Tabi adam tenor doğmuş, Pavarotti’nin Adana şubesi olduğundan durmuyor, serde Adanalılık olduğundan da o sırada köpek balıklarının derisini yüzüp kebaba çeviriyor. Arada Deniz şaşkın ama sessiz bir şekilde olayı anlamaya çalışıyor ama ortamda dehşet bir bağırma ve çığırma var, neyse ki bir an kimse kimseyi anlamaz oldu ve o an rahatladım. Telefonun hoperlörünü kapattığım gibi aldım telefonu. “Baba ben seni birazdan ararım,” diyerek kapadım telefonu.

Göz göze geldik travma jr.’la, “merhaba canım” dedim.

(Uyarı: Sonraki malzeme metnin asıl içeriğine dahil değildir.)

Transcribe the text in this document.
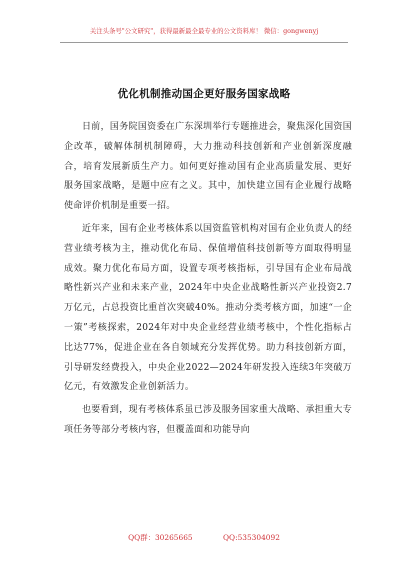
关注头条号"公文研究"，获得最新最全最专业的公文资料库！ 微信：gongwenyj
优化机制推动国企更好服务国家战略

日前，国务院国资委在广东深圳举行专题推进会，聚焦深化国资国企改革，破解体制机制障碍，大力推动科技创新和产业创新深度融合，培育发展新质生产力。如何更好推动国有企业高质量发展、更好服务国家战略，是题中应有之义。其中，加快建立国有企业履行战略使命评价机制是重要一招。

近年来，国有企业考核体系以国资监管机构对国有企业负责人的经营业绩考核为主，推动优化布局、保值增值科技创新等方面取得明显成效。聚力优化布局方面，设置专项考核指标，引导国有企业布局战略性新兴产业和未来产业，2024年中央企业战略性新兴产业投资2.7万亿元，占总投资比重首次突破40%。推动分类考核方面，加速“一企一策”考核探索，2024年对中央企业经营业绩考核中，个性化指标占比达77%，促进企业在各自领域充分发挥优势。助力科技创新方面，引导研发经费投入，中央企业2022—2024年研发投入连续3年突破万亿元，有效激发企业创新活力。

也要看到，现有考核体系虽已涉及服务国家重大战略、承担重大专项任务等部分考核内容，但覆盖面和功能导向

QQ群：30265665	QQ:535304092
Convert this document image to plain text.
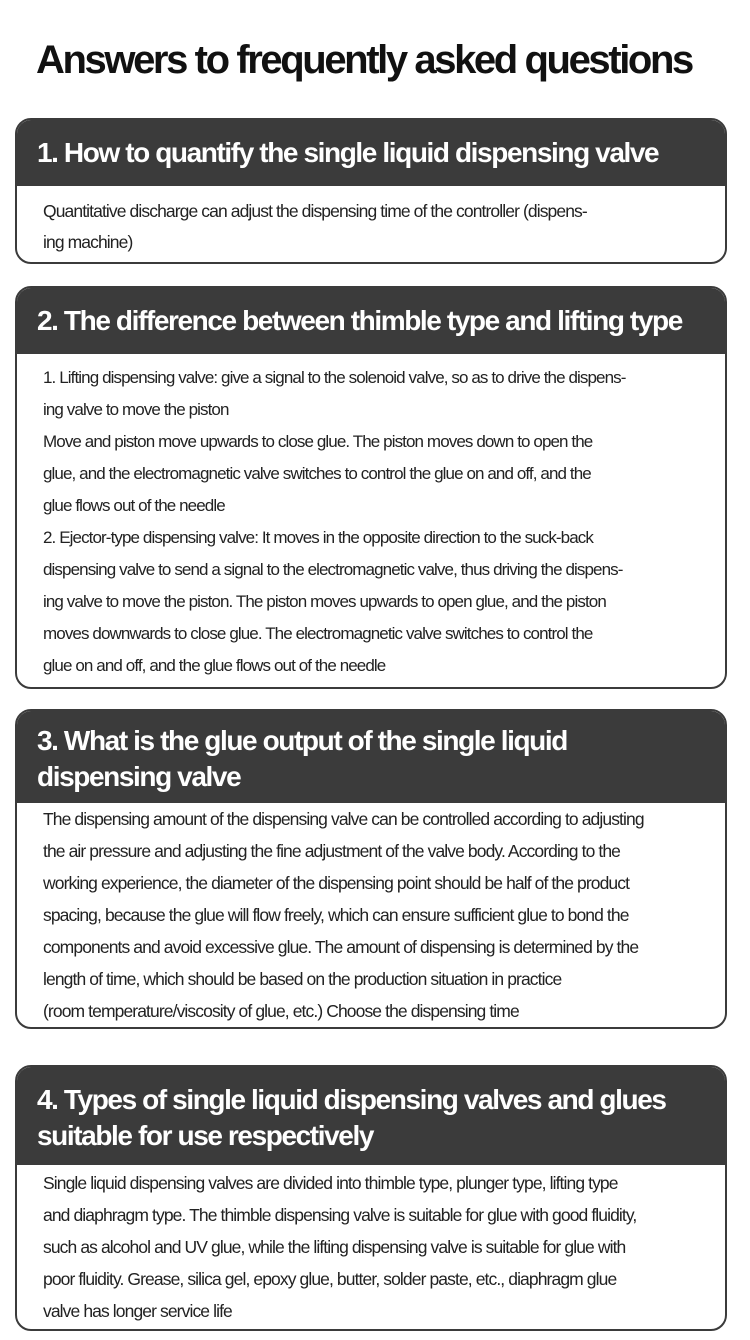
Answers to frequently asked questions
1. How to quantify the single liquid dispensing valve
Quantitative discharge can adjust the dispensing time of the controller (dispens-
ing machine)
2. The difference between thimble type and lifting type
1. Lifting dispensing valve: give a signal to the solenoid valve, so as to drive the dispens-
ing valve to move the piston
Move and piston move upwards to close glue. The piston moves down to open the
glue, and the electromagnetic valve switches to control the glue on and off, and the
glue flows out of the needle
2. Ejector-type dispensing valve: It moves in the opposite direction to the suck-back
dispensing valve to send a signal to the electromagnetic valve, thus driving the dispens-
ing valve to move the piston. The piston moves upwards to open glue, and the piston
moves downwards to close glue. The electromagnetic valve switches to control the
glue on and off, and the glue flows out of the needle
3. What is the glue output of the single liquid dispensing valve
The dispensing amount of the dispensing valve can be controlled according to adjusting
the air pressure and adjusting the fine adjustment of the valve body. According to the
working experience, the diameter of the dispensing point should be half of the product
spacing, because the glue will flow freely, which can ensure sufficient glue to bond the
components and avoid excessive glue. The amount of dispensing is determined by the
length of time, which should be based on the production situation in practice
(room temperature/viscosity of glue, etc.) Choose the dispensing time
4. Types of single liquid dispensing valves and glues suitable for use respectively
Single liquid dispensing valves are divided into thimble type, plunger type, lifting type
and diaphragm type. The thimble dispensing valve is suitable for glue with good fluidity,
such as alcohol and UV glue, while the lifting dispensing valve is suitable for glue with
poor fluidity. Grease, silica gel, epoxy glue, butter, solder paste, etc., diaphragm glue
valve has longer service life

Öyle bir şey vardı hatırladığım, çocukları kaydırağın tepesinde görünce panikletmemek ve korkutmamak, zarar vermemek için sadece “merhaba canım” diyecektim. Ah o kişisel gelişim kitapları. Bir de okuduğumu doğru yerde kullanabilsem ne güzel olacak.

Gözlerime baktı ve “anne, sessiz ol artık, hiç bir şey duyamıyorum” dedi.

Eşşoleşşek aynen böyle dedi. Bir yandan televizyon açıktı, o daha çok ilgisini çekmiş demek. Ben de kendi kendime çocuğu denizin derin sularındaki köpek balığı sürüsünden falan korumaya çalışıyorum. Yemin ediyorum 3 gün bu kabusu gördüm.

“Ulan hayat! 36 yaşıma geldim ve travmaları hala ben yaşıyorum farkında değilim,” dedim içimden. Travma yaşatmamak uğruna bilinçaltımızla verdiğimiz savaşa, çocuğu koruyayım derken kendimize yaşattığımız travmalara ne diyeceksiniz eeeyyyy kişisel gelişimciler.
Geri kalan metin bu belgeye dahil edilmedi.